Ingeo is a range of polylactic acid (PLA) biopolymers owned by NatureWorks. Resinex Group distributes Ingeo in Europe.

Ingeo is created using carbon stored in plants via photosynthesis and takes the form of dextrose sugar. These sugars are then converted into a biopolymer through the processes of fermentation and separation. The resulting resin can then be injection molded into plastic goods, extruded for film applications, thermoformed into packaging, or extruded for use in textiles. However, its use in textiles is limited because of its limited comfort properties. Due to its biodegradability, PLA is applied in geotextiles, where the objective is that the material over time disappears.

PLA is more resistant to ultraviolet light than some synthetic plastics and has relatively low flammability. Due to its relatively higher hydrophobic character compared to the common polyester fibers, Ingeo is often blended with cotton and wool. This blend of materials results in lighter garments that can repel more moisture. PLA can be disposed of in the biological waste stream. In addition, like most polyesters, it can be recycled.

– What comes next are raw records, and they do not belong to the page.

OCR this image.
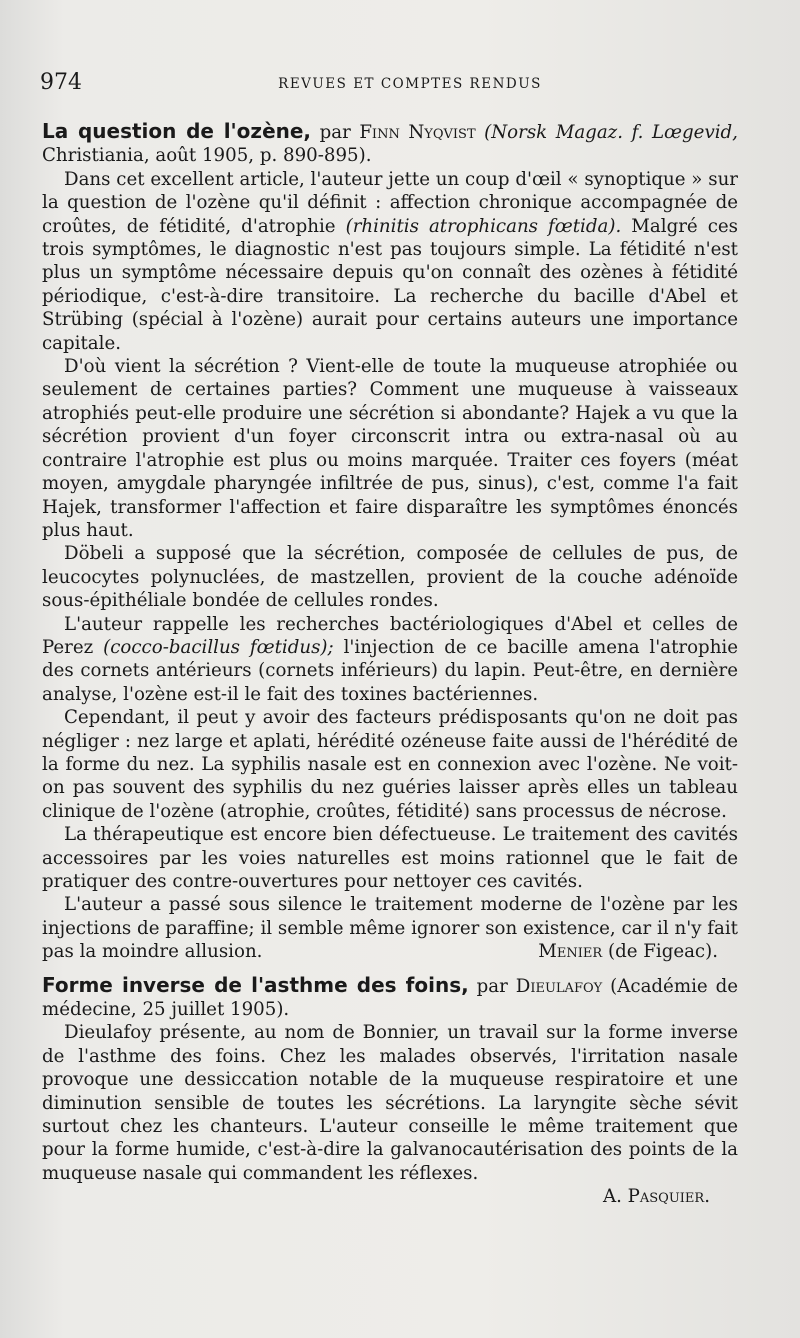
974	REVUES ET COMPTES RENDUS

La question de l'ozène, par Finn Nyqvist (Norsk Magaz. f. Lœgevid, Christiania, août 1905, p. 890-895).

Dans cet excellent article, l'auteur jette un coup d'œil « synoptique » sur la question de l'ozène qu'il définit : affection chronique accompagnée de croûtes, de fétidité, d'atrophie (rhinitis atrophicans fœtida). Malgré ces trois symptômes, le diagnostic n'est pas toujours simple. La fétidité n'est plus un symptôme nécessaire depuis qu'on connaît des ozènes à fétidité périodique, c'est-à-dire transitoire. La recherche du bacille d'Abel et Strübing (spécial à l'ozène) aurait pour certains auteurs une importance capitale.

D'où vient la sécrétion ? Vient-elle de toute la muqueuse atrophiée ou seulement de certaines parties? Comment une muqueuse à vaisseaux atrophiés peut-elle produire une sécrétion si abondante? Hajek a vu que la sécrétion provient d'un foyer circonscrit intra ou extra-nasal où au contraire l'atrophie est plus ou moins marquée. Traiter ces foyers (méat moyen, amygdale pharyngée infiltrée de pus, sinus), c'est, comme l'a fait Hajek, transformer l'affection et faire disparaître les symptômes énoncés plus haut.

Döbeli a supposé que la sécrétion, composée de cellules de pus, de leucocytes polynuclées, de mastzellen, provient de la couche adénoïde sous-épithéliale bondée de cellules rondes.

L'auteur rappelle les recherches bactériologiques d'Abel et celles de Perez (cocco-bacillus fœtidus); l'injection de ce bacille amena l'atrophie des cornets antérieurs (cornets inférieurs) du lapin. Peut-être, en dernière analyse, l'ozène est-il le fait des toxines bactériennes.

Cependant, il peut y avoir des facteurs prédisposants qu'on ne doit pas négliger : nez large et aplati, hérédité ozéneuse faite aussi de l'hérédité de la forme du nez. La syphilis nasale est en connexion avec l'ozène. Ne voit-on pas souvent des syphilis du nez guéries laisser après elles un tableau clinique de l'ozène (atrophie, croûtes, fétidité) sans processus de nécrose.

La thérapeutique est encore bien défectueuse. Le traitement des cavités accessoires par les voies naturelles est moins rationnel que le fait de pratiquer des contre-ouvertures pour nettoyer ces cavités.

L'auteur a passé sous silence le traitement moderne de l'ozène par les injections de paraffine; il semble même ignorer son existence, car il n'y fait pas la moindre allusion.	Menier (de Figeac).

Forme inverse de l'asthme des foins, par Dieulafoy (Académie de médecine, 25 juillet 1905).

Dieulafoy présente, au nom de Bonnier, un travail sur la forme inverse de l'asthme des foins. Chez les malades observés, l'irritation nasale provoque une dessiccation notable de la muqueuse respiratoire et une diminution sensible de toutes les sécrétions. La laryngite sèche sévit surtout chez les chanteurs. L'auteur conseille le même traitement que pour la forme humide, c'est-à-dire la galvanocautérisation des points de la muqueuse nasale qui commandent les réflexes.

A. Pasquier.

Ingeo is also used in packaging and plastic bottles. Its appearance can range from clear to opaque, and it can be flexible or rigid. The biopolymer is similar to polystyrene in exhibiting tensile strength and modulus comparable to hydrocarbon-based thermoplastics. Much like polyester, it resists grease and oil. Similarly, it also offers a flavor and odor barrier. Ingeo provides heat seal-ability at temperatures equivalent to those of polyolefin sealant resins.